À deux heures, en effet, on vient nous chercher. Nous sortons. Quelques civils nous regardent, ne disent rien, ne font pas un geste. Évidemment on les épie. Près de l’église, nous trouvons une trentaine de soldats français de régiments différents, et, parmi eux, quelques chasseurs de notre bataillon, tous rangés par quatre. Nos ordonnances sont là. Des hussards, armés de la lance, doivent nous escorter. On nous place à la tête de la petite troupe, et nous partons. Trois vieillards, arrêtés devant nous, se découvrent et nous saluent gravement. Jamais salut ne m’a ému comme celui-là.

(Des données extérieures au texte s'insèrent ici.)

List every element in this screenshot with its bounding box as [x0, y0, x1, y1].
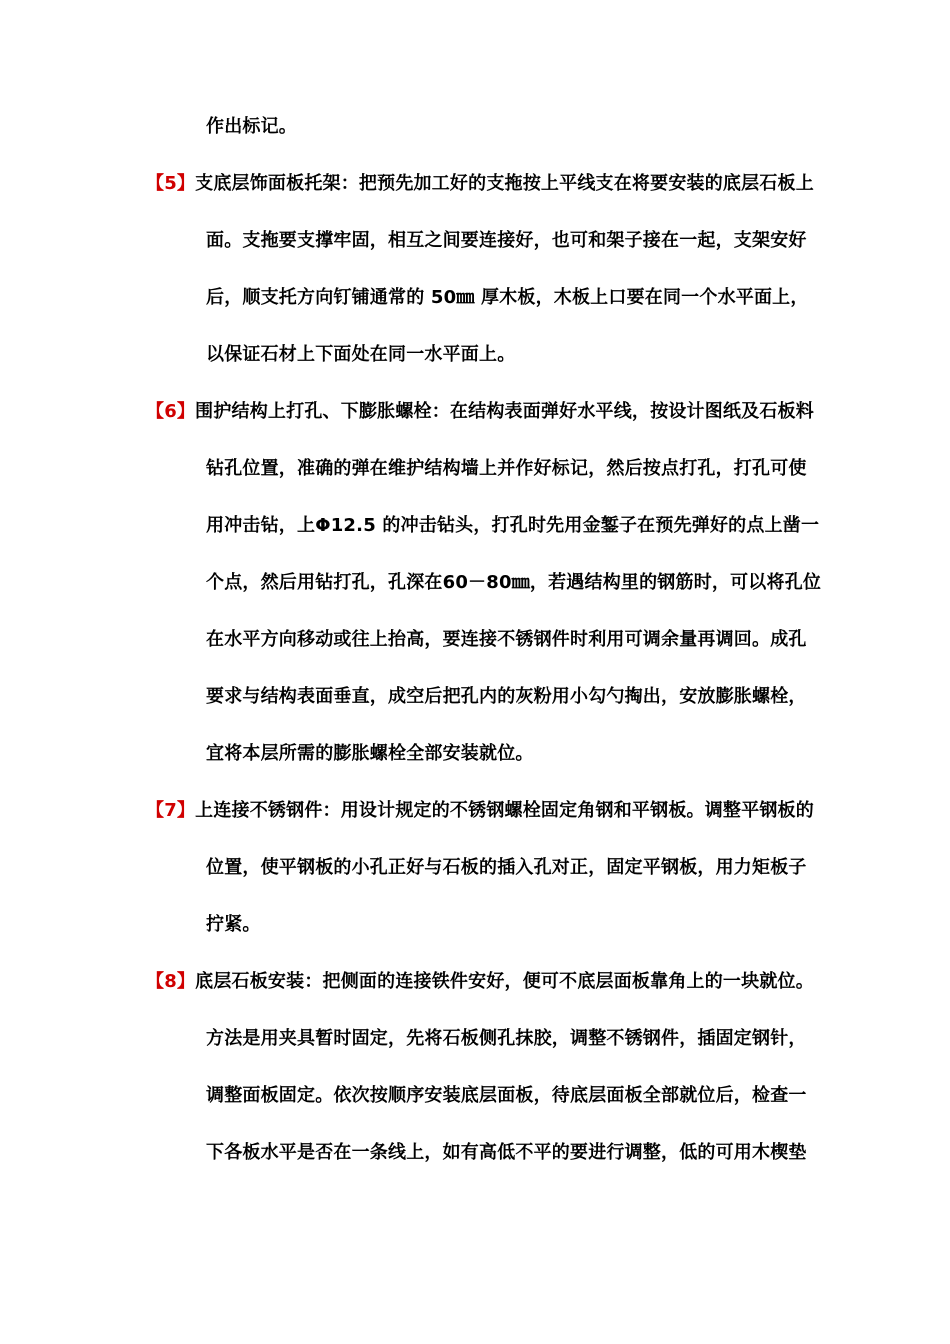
item-6-line-2: 钻孔位置，准确的弹在维护结构墙上并作好标记，然后按点打孔，打孔可使 [206, 458, 807, 479]
item-8-line-2: 方法是用夹具暂时固定，先将石板侧孔抹胶，调整不锈钢件，插固定钢针， [206, 1028, 807, 1049]
item-8-first-line [146, 970, 814, 994]
intro-line: 作出标记。 [206, 116, 297, 137]
item-8-line-4: 下各板水平是否在一条线上，如有高低不平的要进行调整，低的可用木楔垫 [206, 1142, 807, 1163]
item-8-line-1: 底层石板安装：把侧面的连接铁件安好，便可不底层面板靠角上的一块就位。 [195, 971, 814, 992]
item-5-marker: 【5】 [146, 173, 196, 194]
item-6-line-1: 围护结构上打孔、下膨胀螺栓：在结构表面弹好水平线，按设计图纸及石板料 [195, 401, 814, 422]
item-6-marker: 【6】 [146, 401, 196, 422]
item-6-line-6: 要求与结构表面垂直，成空后把孔内的灰粉用小勾勺掏出，安放膨胀螺栓， [206, 686, 807, 707]
item-7-line-3: 拧紧。 [206, 914, 261, 935]
item-7-line-1: 上连接不锈钢件：用设计规定的不锈钢螺栓固定角钢和平钢板。调整平钢板的 [195, 800, 814, 821]
item-7-line-2: 位置，使平钢板的小孔正好与石板的插入孔对正，固定平钢板，用力矩板子 [206, 857, 807, 878]
item-5-line-3: 后，顺支托方向钉铺通常的 50㎜ 厚木板，木板上口要在同一个水平面上， [206, 287, 809, 308]
item-6-first-line [146, 400, 814, 424]
item-7-marker: 【7】 [146, 800, 196, 821]
item-5-line-1: 支底层饰面板托架：把预先加工好的支拖按上平线支在将要安装的底层石板上 [195, 173, 814, 194]
item-8-line-3: 调整面板固定。依次按顺序安装底层面板，待底层面板全部就位后，检查一 [206, 1085, 807, 1106]
item-6-line-5: 在水平方向移动或往上抬高，要连接不锈钢件时利用可调余量再调回。成孔 [206, 629, 807, 650]
item-5-line-4: 以保证石材上下面处在同一水平面上。 [206, 344, 516, 365]
item-6-line-7: 宜将本层所需的膨胀螺栓全部安装就位。 [206, 743, 534, 764]
item-6-line-3: 用冲击钻，上Φ12.5 的冲击钻头，打孔时先用金錾子在预先弹好的点上凿一 [206, 515, 820, 536]
item-5-line-2: 面。支拖要支撑牢固，相互之间要连接好，也可和架子接在一起，支架安好 [206, 230, 807, 251]
item-6-line-4: 个点，然后用钻打孔，孔深在60－80㎜，若遇结构里的钢筋时，可以将孔位 [206, 572, 822, 593]
item-5-first-line [146, 172, 814, 196]
item-7-first-line [146, 799, 814, 823]
item-8-marker: 【8】 [146, 971, 196, 992]
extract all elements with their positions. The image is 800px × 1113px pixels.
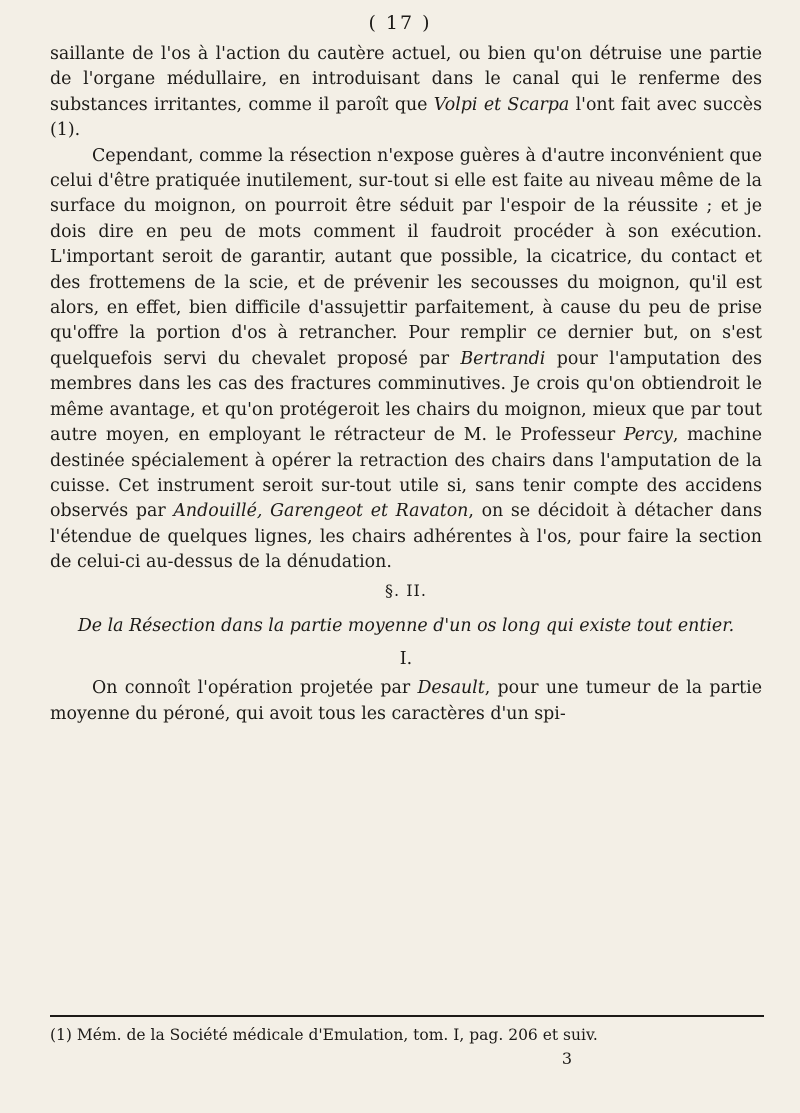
paragraph-3: On connoît l'opération projetée par Desault, pour une tumeur de la partie moyenne du péroné, qui avoit tous les caractères d'un spi-	[50, 678, 763, 724]
footnote: (1) Mém. de la Société médicale d'Emulation, tom. I, pag. 206 et suiv.	[50, 1026, 598, 1044]
signature-mark: 3	[561, 1049, 573, 1068]
footnote-rule	[50, 1015, 764, 1017]
body-text	[50, 42, 762, 727]
author-names-andouille: Andouillé, Garengeot et Ravaton	[173, 501, 469, 522]
author-name-bertrandi: Bertrandi	[460, 348, 546, 369]
page-number: ( 17 )	[368, 12, 432, 34]
paragraph-2: Cependant, comme la résection n'expose guères à d'autre inconvénient que celui d'être pratiquée inutilement, sur-tout si elle est faite au niveau même de la surface du moignon, on pourroit être séduit par l'espoir de la réussite ; et je dois dire en peu de mots comment il faudroit procéder à son exécution. L'important seroit de garantir, autant que possible, la cicatrice, du contact et des frottemens de la scie, et de prévenir les secousses du moignon, qu'il est alors, en effet, bien difficile d'assujettir parfaitement, à cause du peu de prise qu'offre la portion d'os à retrancher. Pour remplir ce dernier but, on s'est quelquefois servi du chevalet proposé par Bertrandi pour l'amputation des membres dans les cas des fractures comminutives. Je crois qu'on obtiendroit le même avantage, et qu'on protégeroit les chairs du moignon, mieux que par tout autre moyen, en employant le rétracteur de M. le Professeur Percy, machine destinée spécialement à opérer la retraction des chairs dans l'amputation de la cuisse. Cet instrument seroit sur-tout utile si, sans tenir compte des accidens observés par Andouillé, Garengeot et Ravaton, on se décidoit à détacher dans l'étendue de quelques lignes, les chairs adhérentes à l'os, pour faire la section de celui-ci au-dessus de la dénudation.	[50, 145, 763, 573]
author-name-desault: Desault	[417, 678, 485, 699]
section-heading: De la Résection dans la partie moyenne d'un os long qui existe tout entier.	[77, 615, 735, 636]
section-mark: §. II.	[385, 580, 427, 600]
paragraph-1: saillante de l'os à l'action du cautère actuel, ou bien qu'on détruise une partie de l'organe médullaire, en introduisant dans le canal qui le renferme des substances irritantes, comme il paroît que Volpi et Scarpa l'ont fait avec succès (1).	[50, 44, 762, 141]
subsection-numeral: I.	[399, 648, 413, 669]
author-name-percy: Percy	[623, 425, 673, 446]
author-names: Volpi et Scarpa	[433, 94, 570, 115]
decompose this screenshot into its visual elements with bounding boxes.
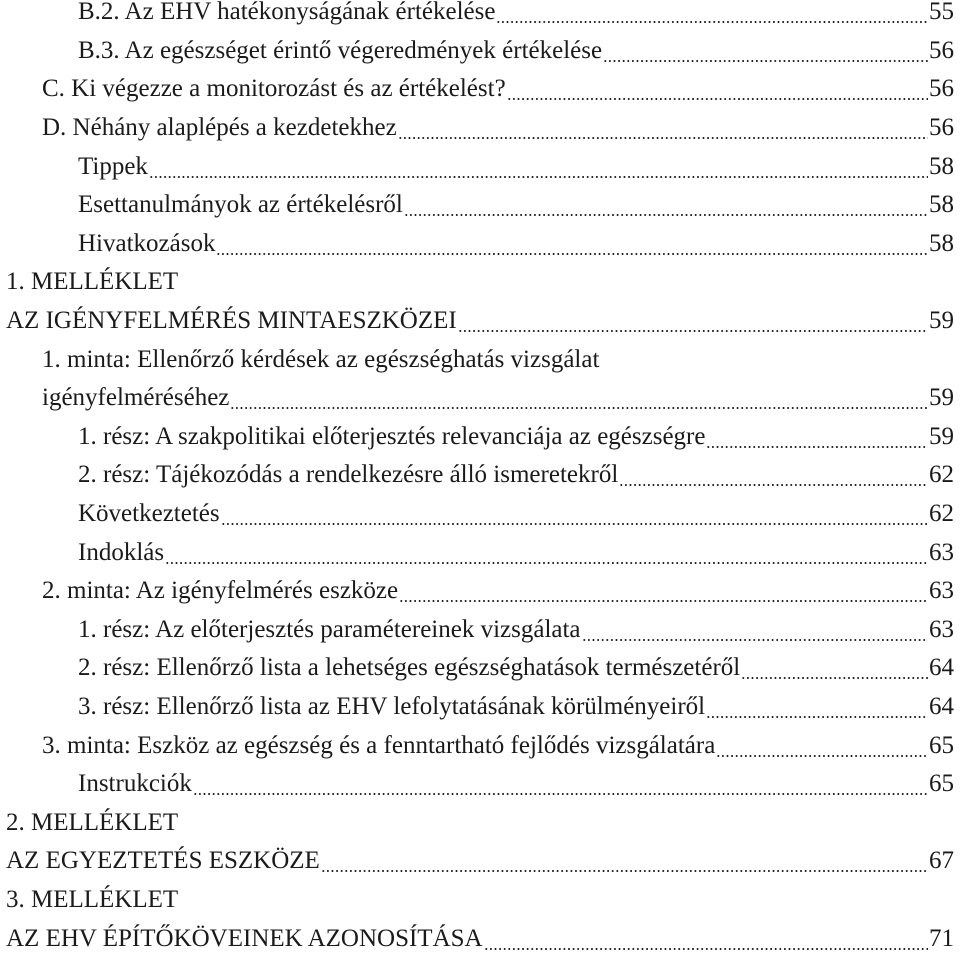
toc-page-number: 62 — [929, 461, 954, 489]
toc-entry[interactable] — [0, 379, 960, 418]
toc-entry[interactable] — [0, 147, 960, 186]
toc-entry[interactable] — [0, 302, 960, 341]
toc-entry-title: 1. MELLÉKLET — [6, 268, 179, 296]
dot-leader — [193, 793, 928, 795]
toc-entry-title: 3. MELLÉKLET — [6, 885, 179, 913]
toc-entry[interactable] — [0, 649, 960, 688]
toc-entry-title: D. Néhány alaplépés a kezdetekhez — [42, 114, 397, 142]
toc-entry-title: AZ EGYEZTETÉS ESZKÖZE — [6, 847, 320, 875]
toc-entry-title: Instrukciók — [78, 770, 192, 798]
toc-entry-title: 2. minta: Az igényfelmérés eszköze — [42, 577, 399, 605]
toc-page-number: 63 — [929, 615, 954, 643]
toc-page-number: 58 — [929, 191, 954, 219]
toc-entry-title: 1. minta: Ellenőrző kérdések az egészséghatás vizsgálat — [42, 345, 600, 373]
toc-page-number: 65 — [929, 731, 954, 759]
toc-entry-title: Esettanulmányok az értékelésről — [78, 191, 403, 219]
toc-page-number: 58 — [929, 229, 954, 257]
toc-entry[interactable] — [0, 533, 960, 572]
toc-page-number: 59 — [929, 422, 954, 450]
toc-entry[interactable] — [0, 0, 960, 32]
dot-leader — [230, 407, 928, 409]
toc-entry-title: 2. rész: Ellenőrző lista a lehetséges egészséghatások természetéről — [78, 654, 741, 682]
toc-page-number: 63 — [929, 538, 954, 566]
toc-entry-title: 2. MELLÉKLET — [6, 808, 179, 836]
toc-entry-title: Következtetés — [78, 500, 220, 528]
toc-page-number: 63 — [929, 577, 954, 605]
toc-entry-title: Hivatkozások — [78, 229, 216, 257]
toc-entry[interactable] — [0, 418, 960, 457]
toc-page-number: 71 — [929, 924, 954, 952]
toc-heading — [0, 803, 960, 842]
toc-entry[interactable] — [0, 109, 960, 148]
toc-entry-title: 2. rész: Tájékozódás a rendelkezésre álló ismeretekről — [78, 461, 619, 489]
toc-page-number: 59 — [929, 384, 954, 412]
toc-entry[interactable] — [0, 842, 960, 881]
toc-heading — [0, 340, 960, 379]
toc-entry-title: C. Ki végezze a monitorozást és az értékelést? — [42, 75, 506, 103]
toc-page-number: 64 — [929, 692, 954, 720]
toc-entry[interactable] — [0, 225, 960, 264]
toc-page-number: 62 — [929, 500, 954, 528]
toc-entry[interactable] — [0, 70, 960, 109]
toc-entry[interactable] — [0, 919, 960, 958]
toc-page-number: 64 — [929, 654, 954, 682]
dot-leader — [398, 137, 928, 139]
toc-entry-title: Tippek — [78, 152, 148, 180]
toc-page-number: 67 — [929, 847, 954, 875]
dot-leader — [221, 523, 928, 525]
toc-entry[interactable] — [0, 688, 960, 727]
toc-entry-title: Indoklás — [78, 538, 165, 566]
toc-entry[interactable] — [0, 726, 960, 765]
dot-leader — [716, 755, 928, 757]
dot-leader — [603, 60, 928, 62]
toc-entry[interactable] — [0, 32, 960, 71]
toc-heading — [0, 881, 960, 920]
toc-entry[interactable] — [0, 456, 960, 495]
toc-entry-title: 1. rész: Az előterjesztés paramétereinek vizsgálata — [78, 615, 581, 643]
toc-page-number: 55 — [929, 0, 954, 26]
dot-leader — [216, 253, 928, 255]
toc-entry-title: B.2. Az EHV hatékonyságának értékelése — [78, 0, 496, 26]
dot-leader — [321, 870, 928, 872]
dot-leader — [484, 948, 928, 950]
toc-page-number: 59 — [929, 307, 954, 335]
dot-leader — [706, 716, 928, 718]
dot-leader — [507, 98, 928, 100]
toc-page-number: 58 — [929, 152, 954, 180]
toc-entry-title: 3. rész: Ellenőrző lista az EHV lefolytatásának körülményeiről — [78, 692, 706, 720]
dot-leader — [165, 562, 928, 564]
dot-leader — [741, 677, 928, 679]
toc-entry[interactable] — [0, 495, 960, 534]
dot-leader — [404, 214, 928, 216]
dot-leader — [149, 176, 928, 178]
dot-leader — [706, 446, 928, 448]
toc-page-number: 65 — [929, 770, 954, 798]
toc-entry-title: 3. minta: Eszköz az egészség és a fenntartható fejlődés vizsgálatára — [42, 731, 716, 759]
toc-entry-title: B.3. Az egészséget érintő végeredmények értékelése — [78, 36, 603, 64]
dot-leader — [399, 600, 928, 602]
toc-entry[interactable] — [0, 186, 960, 225]
dot-leader — [582, 639, 928, 641]
toc-entry-title: AZ IGÉNYFELMÉRÉS MINTAESZKÖZEI — [6, 307, 457, 335]
toc-entry-title: 1. rész: A szakpolitikai előterjesztés relevanciája az egészségre — [78, 422, 706, 450]
dot-leader — [496, 21, 928, 23]
dot-leader — [619, 484, 928, 486]
toc-heading — [0, 263, 960, 302]
toc-entry-title: AZ EHV ÉPÍTŐKÖVEINEK AZONOSÍTÁSA — [6, 924, 483, 952]
toc-entry-title: igényfelméréséhez — [42, 384, 230, 412]
dot-leader — [458, 330, 928, 332]
toc-page-number: 56 — [929, 114, 954, 142]
toc-entry[interactable] — [0, 611, 960, 650]
toc-entry[interactable] — [0, 765, 960, 804]
toc-page-number: 56 — [929, 36, 954, 64]
toc-entry[interactable] — [0, 572, 960, 611]
toc-page-number: 56 — [929, 75, 954, 103]
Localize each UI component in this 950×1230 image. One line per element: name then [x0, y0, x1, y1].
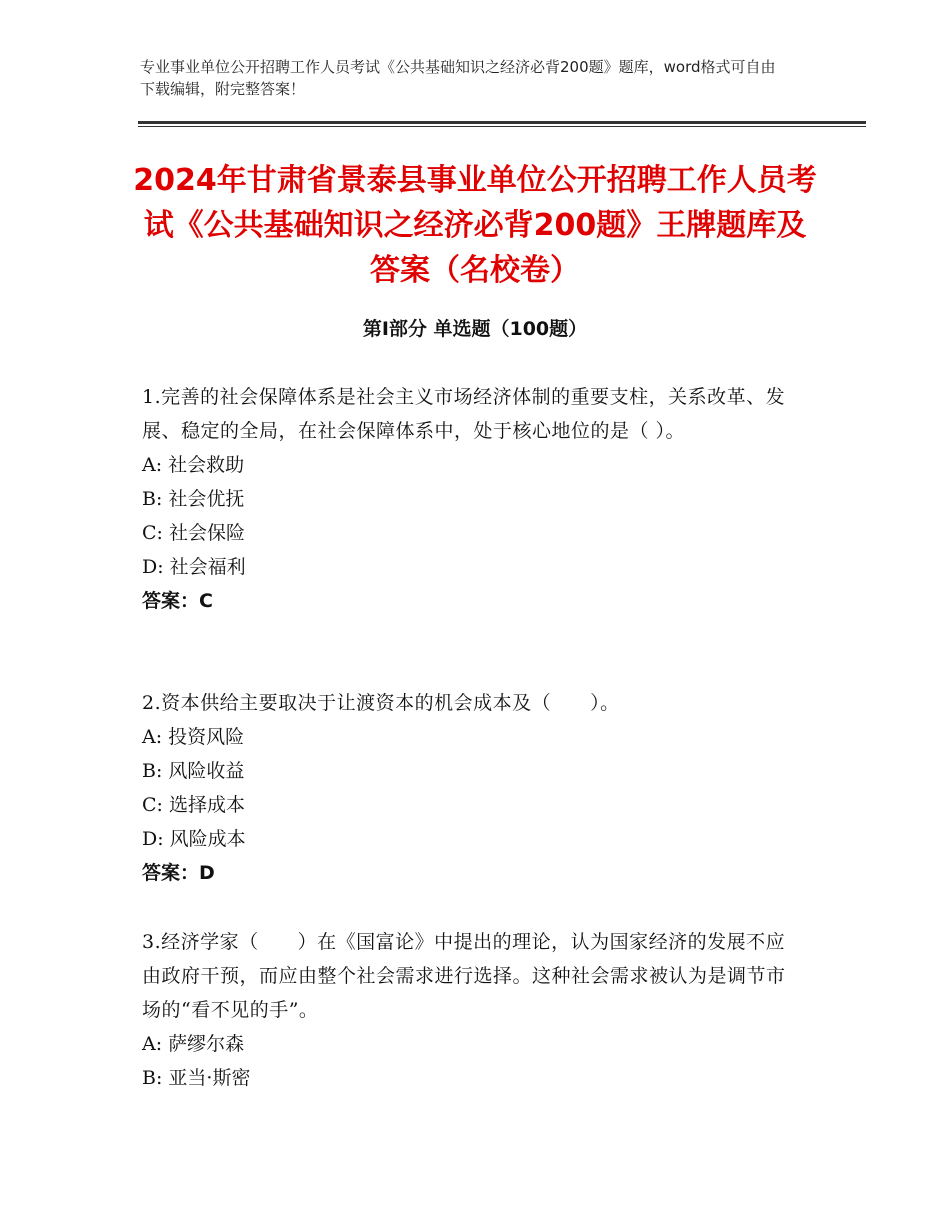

La route est moins difficile que la nuit dernière. La neige a fondu. Nous croisons deux voitures automobiles chargées d’officiers d’état-major. Ce sont les premières que nous voyons. Elles laissent après elles une odeur infecte d’essence de qualité inférieure. Tout le long de la route, dans les champs, tantôt ici et tantôt là, nous remarquons des tombes. De Français ou d’Allemands ? Nous ne savons pas, et nous ignorons si elles sont récentes ou si elles datent déjà des débuts de la guerre. Derrière nous, les soldats causent entre eux, à voix basse. Nous avons tous des figures hâves où les yeux brillent de fièvre. Quoique j’aie connu les jours de Charleroi, de Guise et de la Marne, quoique j’aie souffert pendant la morne retraite, je ne me rappelle rien de comparable à la désolation qui pèse sur nous. Nous sommes écrasés d’un accablement sans nom et toute pensée nous est une torture. Ceux d’entre nous qui croyaient avoir épuisé les misères de la campagne, n’avaient pas imaginé celle qui nous étreint aujourd’hui.